In the late 1990s autologous transplant was extended to this patient population but still even today HIV infection remains an exclusion criterion for most autologous transplant therapeutic trials and it’s still largely limited to centres with HIV specific expertise. The purpose of this trial was to see whether or not more broadly in a nationally based trial we could extend this technology across to non-specialty centres. So this was designed as a phase II multi-centre trial using autologous transplant for patients with relapsed or refractory HIV related lymphoma. It was funded by the NHLBI, the NCI and the AIDS Malignancy Consortium and performed in collaboration between the BMTCTN and the AMC. It used one consistent preparative regimen, a combination of chemotherapy prior to transplant, the BEAM regimen, and we used a consistent management of anti-HIV therapies throughout the transplant course. The primary endpoint of this trial was overall survival and the secondary endpoints were progression free survival, lymphoma free survival, disease responses and treatment related mortality.
43 patients were enrolled on the trial; 40 underwent autologous transplant, 3 did not undergo transplant because of lymphoma progression prior to the transplant itself and they were not included in the study analysis. All patients received the modified BEAM regimen, all received blood stem cell grafts. None of the patients had any difficulty mobilising stem cells. cART therapy, anti-HIV therapy, was held during administration of the transplant preparative regimen and then resumed once nausea and vomiting related to the preparative regimen had resolved. All patients received their standard institutional supportive care throughout their course of therapy.

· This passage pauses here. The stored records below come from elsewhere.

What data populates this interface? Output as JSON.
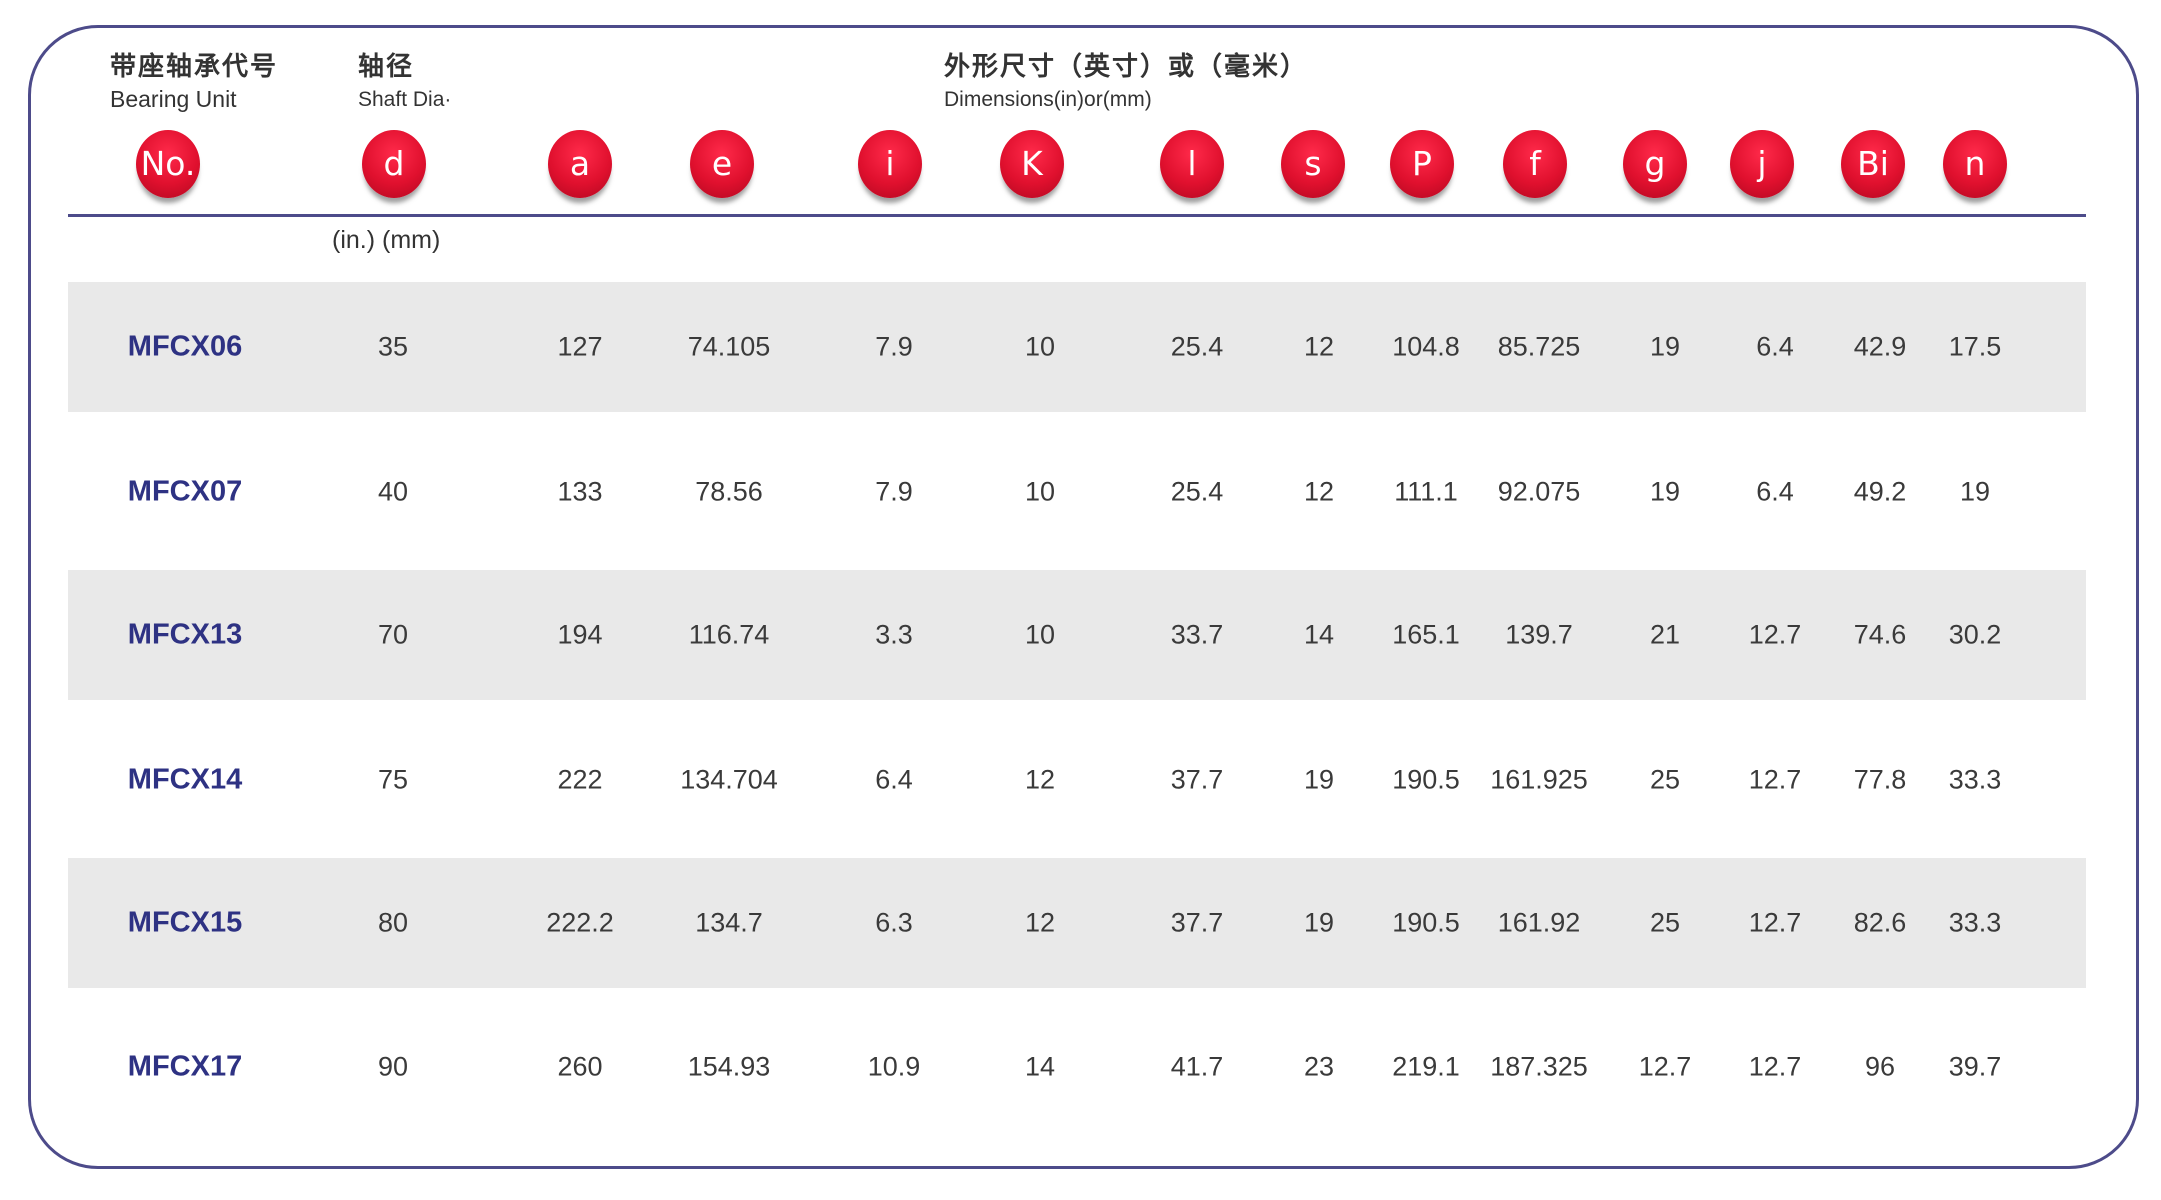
{
  "header": {
    "bearing_unit_cn": "带座轴承代号",
    "bearing_unit_en": "Bearing Unit",
    "shaft_cn": "轴径",
    "shaft_en": "Shaft Dia·",
    "dims_cn": "外形尺寸（英寸）或（毫米）",
    "dims_en": "Dimensions(in)or(mm)",
    "unit_note": "(in.) (mm)"
  },
  "columns": [
    "No.",
    "d",
    "a",
    "e",
    "i",
    "K",
    "l",
    "s",
    "P",
    "f",
    "g",
    "j",
    "Bi",
    "n"
  ],
  "colors": {
    "frame": "#4d4b8a",
    "bubble": "#e0102e",
    "code": "#2e3283",
    "stripe": "#e9e9e9"
  },
  "rows": [
    [
      "MFCX06",
      "35",
      "127",
      "74.105",
      "7.9",
      "10",
      "25.4",
      "12",
      "104.8",
      "85.725",
      "19",
      "6.4",
      "42.9",
      "17.5"
    ],
    [
      "MFCX07",
      "40",
      "133",
      "78.56",
      "7.9",
      "10",
      "25.4",
      "12",
      "111.1",
      "92.075",
      "19",
      "6.4",
      "49.2",
      "19"
    ],
    [
      "MFCX13",
      "70",
      "194",
      "116.74",
      "3.3",
      "10",
      "33.7",
      "14",
      "165.1",
      "139.7",
      "21",
      "12.7",
      "74.6",
      "30.2"
    ],
    [
      "MFCX14",
      "75",
      "222",
      "134.704",
      "6.4",
      "12",
      "37.7",
      "19",
      "190.5",
      "161.925",
      "25",
      "12.7",
      "77.8",
      "33.3"
    ],
    [
      "MFCX15",
      "80",
      "222.2",
      "134.7",
      "6.3",
      "12",
      "37.7",
      "19",
      "190.5",
      "161.92",
      "25",
      "12.7",
      "82.6",
      "33.3"
    ],
    [
      "MFCX17",
      "90",
      "260",
      "154.93",
      "10.9",
      "14",
      "41.7",
      "23",
      "219.1",
      "187.325",
      "12.7",
      "12.7",
      "96",
      "39.7"
    ]
  ]
}
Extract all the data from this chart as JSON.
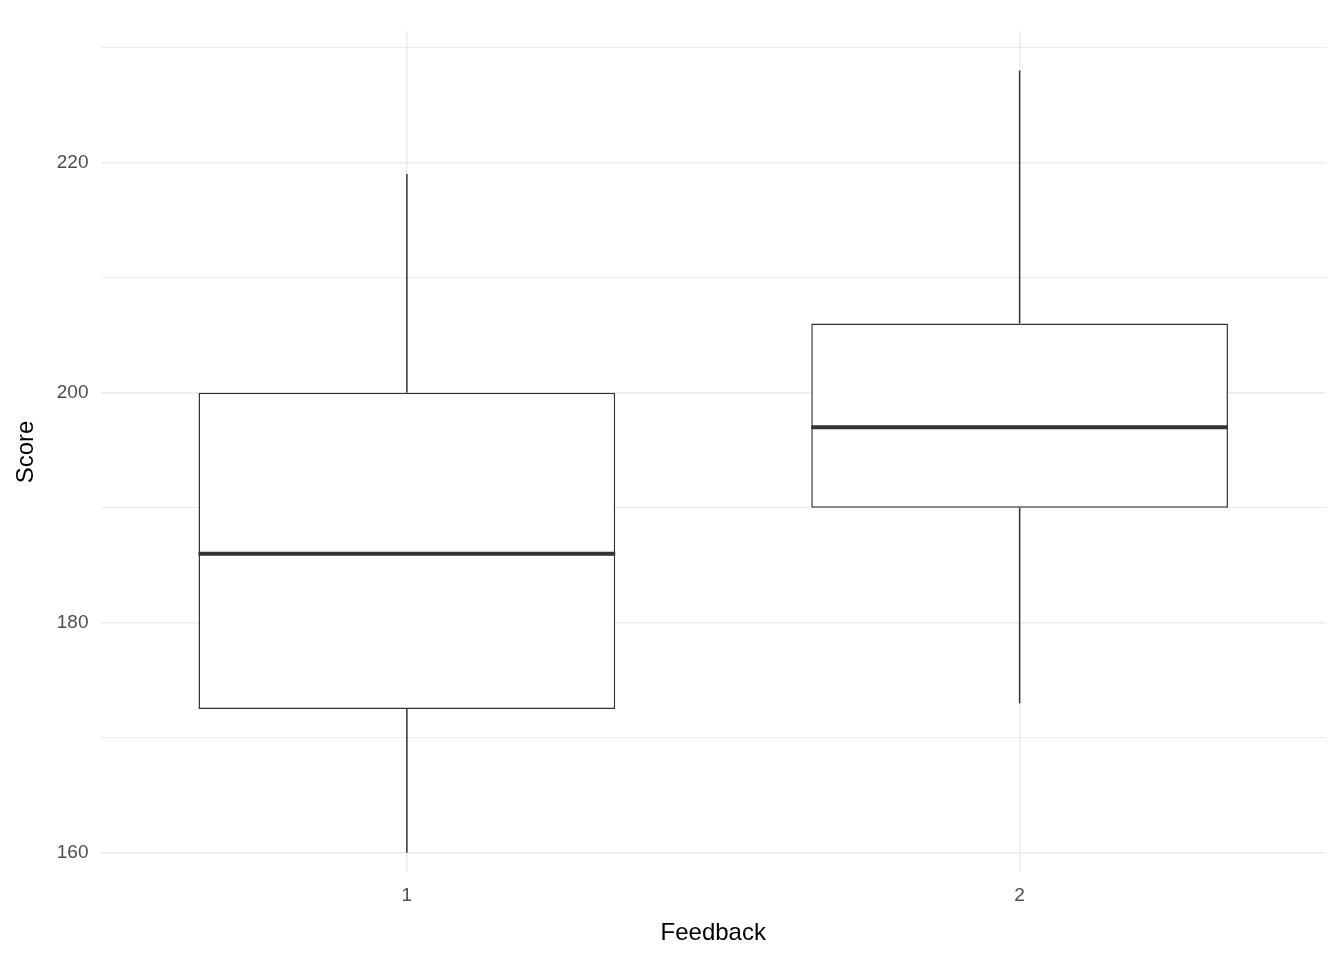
{
  "chart_data": {
    "type": "box",
    "categories": [
      "1",
      "2"
    ],
    "xlabel": "Feedback",
    "ylabel": "Score",
    "color": "#333333",
    "boxes": [
      {
        "low": 160,
        "q1": 172.5,
        "median": 186,
        "q3": 200,
        "high": 219
      },
      {
        "low": 173,
        "q1": 190,
        "median": 197,
        "q3": 206,
        "high": 228
      }
    ],
    "ylim": [
      158.3,
      231.4
    ],
    "yticks": [
      160,
      {
        "value": 170,
        "label": null
      },
      180,
      {
        "value": 190,
        "label": null
      },
      200,
      {
        "value": 210,
        "label": null
      },
      220,
      {
        "value": 230,
        "label": null
      }
    ],
    "grid": true
  }
}
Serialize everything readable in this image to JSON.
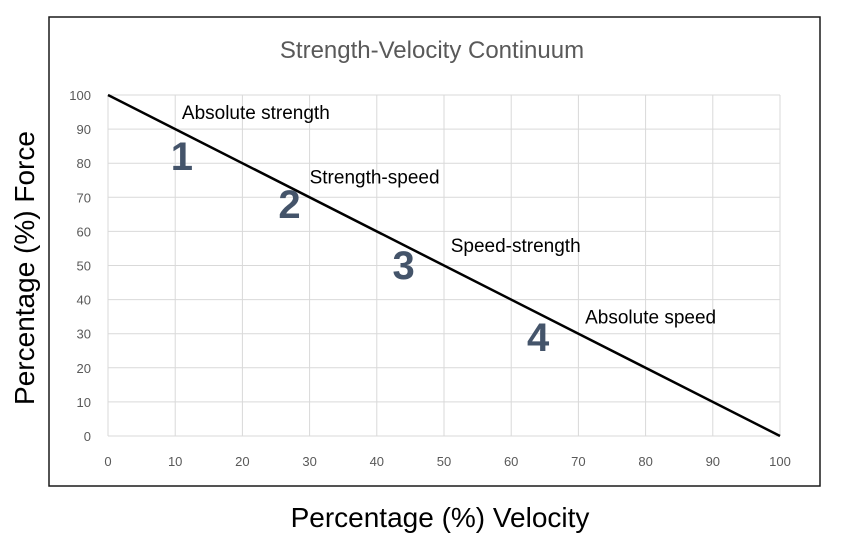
{
  "chart_data": {
    "type": "line",
    "title": "Strength-Velocity Continuum",
    "xlabel": "Percentage (%) Velocity",
    "ylabel": "Percentage (%) Force",
    "xlim": [
      0,
      100
    ],
    "ylim": [
      0,
      100
    ],
    "xticks": [
      "0",
      "10",
      "20",
      "30",
      "40",
      "50",
      "60",
      "70",
      "80",
      "90",
      "100"
    ],
    "yticks": [
      "0",
      "10",
      "20",
      "30",
      "40",
      "50",
      "60",
      "70",
      "80",
      "90",
      "100"
    ],
    "grid": true,
    "series": [
      {
        "x": [
          0,
          100
        ],
        "y": [
          100,
          0
        ]
      }
    ],
    "annotations": [
      {
        "text": "Absolute strength",
        "x": 11,
        "y": 93
      },
      {
        "text": "Strength-speed",
        "x": 30,
        "y": 74
      },
      {
        "text": "Speed-strength",
        "x": 51,
        "y": 54
      },
      {
        "text": "Absolute speed",
        "x": 71,
        "y": 33
      }
    ],
    "zones": [
      {
        "text": "1",
        "x": 11,
        "y": 78
      },
      {
        "text": "2",
        "x": 27,
        "y": 64
      },
      {
        "text": "3",
        "x": 44,
        "y": 46
      },
      {
        "text": "4",
        "x": 64,
        "y": 25
      }
    ]
  }
}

This is our projected twelve month survival of 86.6%, you can see the 95% confidence intervals there ranging from 70.8% to 94.2%. Progression free survival for this group of patients is projected at twelve months to be 82.3% with a 95% confidence interval from 66.3% to 91.1%. Progression at one year is estimated to be 12.5% and the mortality rate for this patient population at one year was 5%.
In order to see how this compared to non-HIV infected patients we performed a case matched control between 151 control patients identified from the CIBMTR database, that’s the Centres for International Bone Marrow Transplant Research. These patients were matched on age, performance status, disease and disease status and stage at the time of transplant. As you can see from this, the overall mortality, treatment failure, progression and treatment related mortality between groups, that’s HIV infected versus non-infected, were not statistically significantly different. When you look at overall survival in comparison between these two groups again there is no statistically significant difference between offering this form of transplant to our HIV infected patients and those matched controls.
Our conclusions are that patients with chemotherapy sensitive relapsed refractory HIV related lymphoma may be treated successfully with this modified beam regimen. The patients with treatment responsive HIV infection and HIV related lymphomas should be considered candidates for autologous transplant if they meet standard transplant criteria. Finally, we would argue that exclusion from clinical trials on the basis of HIV infection alone is no longer justified.